Landslide susceptibility mapping of the Sea to Sky transportation corridor, British Columbia, Canada: comparison of two methods

Research paper by A. Blais-Stevens, P. Behnia, M. Kremer, A. Page, R. Kung, G. Bonham-Carter

Indexed on: 21 Jun '12Published on: 21 Jun '12Published in: Bulletin of Engineering Geology and the Environment


The Sea to Sky corridor stretches over a distance of 135 km into British Columbia’s Coast Mountains. The corridor has witnessed hundreds of historical and pre-historic landslides. In the last 154 years, 155 landslide events have been reported. The most common types of landslides are rockfalls and debris flows, which are small in volume, but can be quite damaging. These are more abundant in the southern part of the corridor where infrastructure is built close to steep slopes.
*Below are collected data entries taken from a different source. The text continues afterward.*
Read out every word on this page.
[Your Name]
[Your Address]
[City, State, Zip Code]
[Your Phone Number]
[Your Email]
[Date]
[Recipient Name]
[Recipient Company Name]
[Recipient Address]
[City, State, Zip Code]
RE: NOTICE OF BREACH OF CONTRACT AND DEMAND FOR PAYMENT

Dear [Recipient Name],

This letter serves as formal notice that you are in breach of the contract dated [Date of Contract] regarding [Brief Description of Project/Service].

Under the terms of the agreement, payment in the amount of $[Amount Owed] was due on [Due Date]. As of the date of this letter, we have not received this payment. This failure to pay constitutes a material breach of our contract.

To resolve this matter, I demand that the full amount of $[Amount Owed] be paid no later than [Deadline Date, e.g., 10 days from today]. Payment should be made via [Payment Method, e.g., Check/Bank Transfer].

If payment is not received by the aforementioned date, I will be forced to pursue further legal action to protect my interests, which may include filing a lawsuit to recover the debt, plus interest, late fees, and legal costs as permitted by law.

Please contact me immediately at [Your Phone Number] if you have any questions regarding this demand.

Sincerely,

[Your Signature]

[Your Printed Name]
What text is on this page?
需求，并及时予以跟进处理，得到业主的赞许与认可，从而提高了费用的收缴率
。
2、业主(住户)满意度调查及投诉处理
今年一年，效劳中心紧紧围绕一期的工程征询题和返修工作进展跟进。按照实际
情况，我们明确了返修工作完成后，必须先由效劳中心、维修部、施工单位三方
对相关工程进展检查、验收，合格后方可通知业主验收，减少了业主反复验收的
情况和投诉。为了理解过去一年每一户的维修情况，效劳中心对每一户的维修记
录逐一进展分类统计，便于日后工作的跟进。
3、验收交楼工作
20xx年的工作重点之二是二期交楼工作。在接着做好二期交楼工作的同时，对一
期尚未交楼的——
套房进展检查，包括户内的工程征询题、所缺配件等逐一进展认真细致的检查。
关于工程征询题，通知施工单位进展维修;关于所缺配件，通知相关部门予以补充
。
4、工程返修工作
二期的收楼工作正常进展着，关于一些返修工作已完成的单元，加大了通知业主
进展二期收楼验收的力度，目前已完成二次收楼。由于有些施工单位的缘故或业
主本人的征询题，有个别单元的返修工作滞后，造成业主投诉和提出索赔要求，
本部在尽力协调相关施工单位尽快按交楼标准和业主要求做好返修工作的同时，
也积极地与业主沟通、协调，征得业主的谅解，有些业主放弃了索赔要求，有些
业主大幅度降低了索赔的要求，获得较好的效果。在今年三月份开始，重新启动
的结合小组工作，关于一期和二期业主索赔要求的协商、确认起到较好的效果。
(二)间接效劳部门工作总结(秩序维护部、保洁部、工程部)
Two different methods were adapted to create debris flow and rockfall/rock slide susceptibility maps. Both qualitative heuristic and fuzzy logic susceptibility maps showed a similar distribution of susceptibility zones, especially high susceptibility. Correlation of high susceptibility zones with occurrence of historical and mapped geological landslide events was very good. Success rate curves were calculated for extrapolated zones of initiation for debris flow and rockfall/rock slide deposits. Success rate curves were better for debris flow than rockfall/rockslide maps.